A good implementation pattern: every agent output should become one of a few typed shared entries: FACT, FAIL, CONSTRAINT, PATCH_SUMMARY, EVIDENCE_POINTER, OPEN_QUESTION. Each entry needs provenance and verification status.

Limitation points

Verification overhead

Admission-time checking costs extra calls and latency. The paper argues the reliability gain is worth it, but lighter verifiers are future work.

Decomposition quality

DELM inherits the quality of the generated task topology. Too coarse: agents are under-specified. Too fine: unnecessary agents and coordination overhead.

Natural language is weak for exact aggregation

On OOLONG, vanilla DELM underperforms RLM because exact counting/filtering/tie-handling benefits from executable code.

Prompt/model sensitivity

The authors note there is no universally optimal prompt across model families. DELM may need prompt adaptation per model.

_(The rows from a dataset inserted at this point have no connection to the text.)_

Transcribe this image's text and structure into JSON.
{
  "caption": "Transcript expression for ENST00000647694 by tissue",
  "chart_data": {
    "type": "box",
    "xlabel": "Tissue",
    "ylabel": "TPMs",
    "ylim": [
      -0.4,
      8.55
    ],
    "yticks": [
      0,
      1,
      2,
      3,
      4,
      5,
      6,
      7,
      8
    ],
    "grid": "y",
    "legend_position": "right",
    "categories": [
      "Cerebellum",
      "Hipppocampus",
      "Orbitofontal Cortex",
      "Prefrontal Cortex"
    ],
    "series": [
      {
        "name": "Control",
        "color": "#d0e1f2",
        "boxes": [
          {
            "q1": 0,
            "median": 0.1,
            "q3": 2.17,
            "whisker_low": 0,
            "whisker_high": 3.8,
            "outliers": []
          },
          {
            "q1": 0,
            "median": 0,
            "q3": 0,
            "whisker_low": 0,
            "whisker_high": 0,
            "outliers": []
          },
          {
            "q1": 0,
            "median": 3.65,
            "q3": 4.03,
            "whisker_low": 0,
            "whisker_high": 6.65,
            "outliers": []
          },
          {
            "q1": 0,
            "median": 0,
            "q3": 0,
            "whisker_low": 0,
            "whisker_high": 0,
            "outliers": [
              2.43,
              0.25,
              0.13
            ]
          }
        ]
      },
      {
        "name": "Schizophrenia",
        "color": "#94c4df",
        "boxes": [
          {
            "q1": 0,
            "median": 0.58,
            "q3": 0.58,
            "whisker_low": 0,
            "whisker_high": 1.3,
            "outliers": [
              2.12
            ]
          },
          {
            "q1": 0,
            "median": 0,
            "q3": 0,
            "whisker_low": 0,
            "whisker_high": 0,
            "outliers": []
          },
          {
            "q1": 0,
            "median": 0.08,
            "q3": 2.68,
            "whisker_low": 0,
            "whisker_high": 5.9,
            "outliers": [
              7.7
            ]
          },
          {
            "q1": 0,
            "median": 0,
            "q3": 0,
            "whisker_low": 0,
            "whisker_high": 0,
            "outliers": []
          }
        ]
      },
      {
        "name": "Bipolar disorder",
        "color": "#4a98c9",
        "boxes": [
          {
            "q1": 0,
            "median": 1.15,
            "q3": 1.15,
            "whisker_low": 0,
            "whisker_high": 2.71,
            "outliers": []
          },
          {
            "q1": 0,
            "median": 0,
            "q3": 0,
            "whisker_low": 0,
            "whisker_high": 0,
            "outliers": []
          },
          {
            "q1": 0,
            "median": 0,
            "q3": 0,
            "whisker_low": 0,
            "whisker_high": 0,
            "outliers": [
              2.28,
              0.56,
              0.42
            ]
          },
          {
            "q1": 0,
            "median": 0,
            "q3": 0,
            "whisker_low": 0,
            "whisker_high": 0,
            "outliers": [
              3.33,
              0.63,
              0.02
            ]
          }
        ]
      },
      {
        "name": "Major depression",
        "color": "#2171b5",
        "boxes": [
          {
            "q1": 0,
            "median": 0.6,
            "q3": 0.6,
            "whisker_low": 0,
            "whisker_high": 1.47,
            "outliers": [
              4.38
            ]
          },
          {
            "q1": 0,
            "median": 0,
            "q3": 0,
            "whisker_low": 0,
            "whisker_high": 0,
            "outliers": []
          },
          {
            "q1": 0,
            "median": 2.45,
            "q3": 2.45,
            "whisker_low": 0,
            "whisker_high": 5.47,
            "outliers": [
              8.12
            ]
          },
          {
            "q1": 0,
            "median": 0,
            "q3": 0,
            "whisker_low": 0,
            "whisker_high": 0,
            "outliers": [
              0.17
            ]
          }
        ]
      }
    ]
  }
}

A production caveat: the paper demonstrates benchmark gains, but it does not solve every hard systems question around conflict resolution, adversarial entries, long-running memory hygiene, permission boundaries, or human-in-the-loop correction.

Hype points vs grounded read

What is genuinely exciting

It points at a real scaling law for agent systems: not “more agents”, but better shared state.
The verification-before-admission frame is exactly the missing safety rail in many agent swarms.
The memory hierarchy feels OS-like: resident gist, backing summary, raw evidence, demand paging.
The RLM hybrid result suggests this can wrap tool-using agents, not just chatty agents.

What not to overclaim

It is not proof that decentralized agents always beat orchestrators.
It is not a complete autonomous research system by itself.
It still relies on LLM decomposition, summarization, and verification quality.
Some domains need code, databases, or formal checks rather than prose state.

Best compression: DELM is a verified blackboard for LLM agents. The blackboard is small enough to read, grounded enough to trust, and expandable enough to recover detail.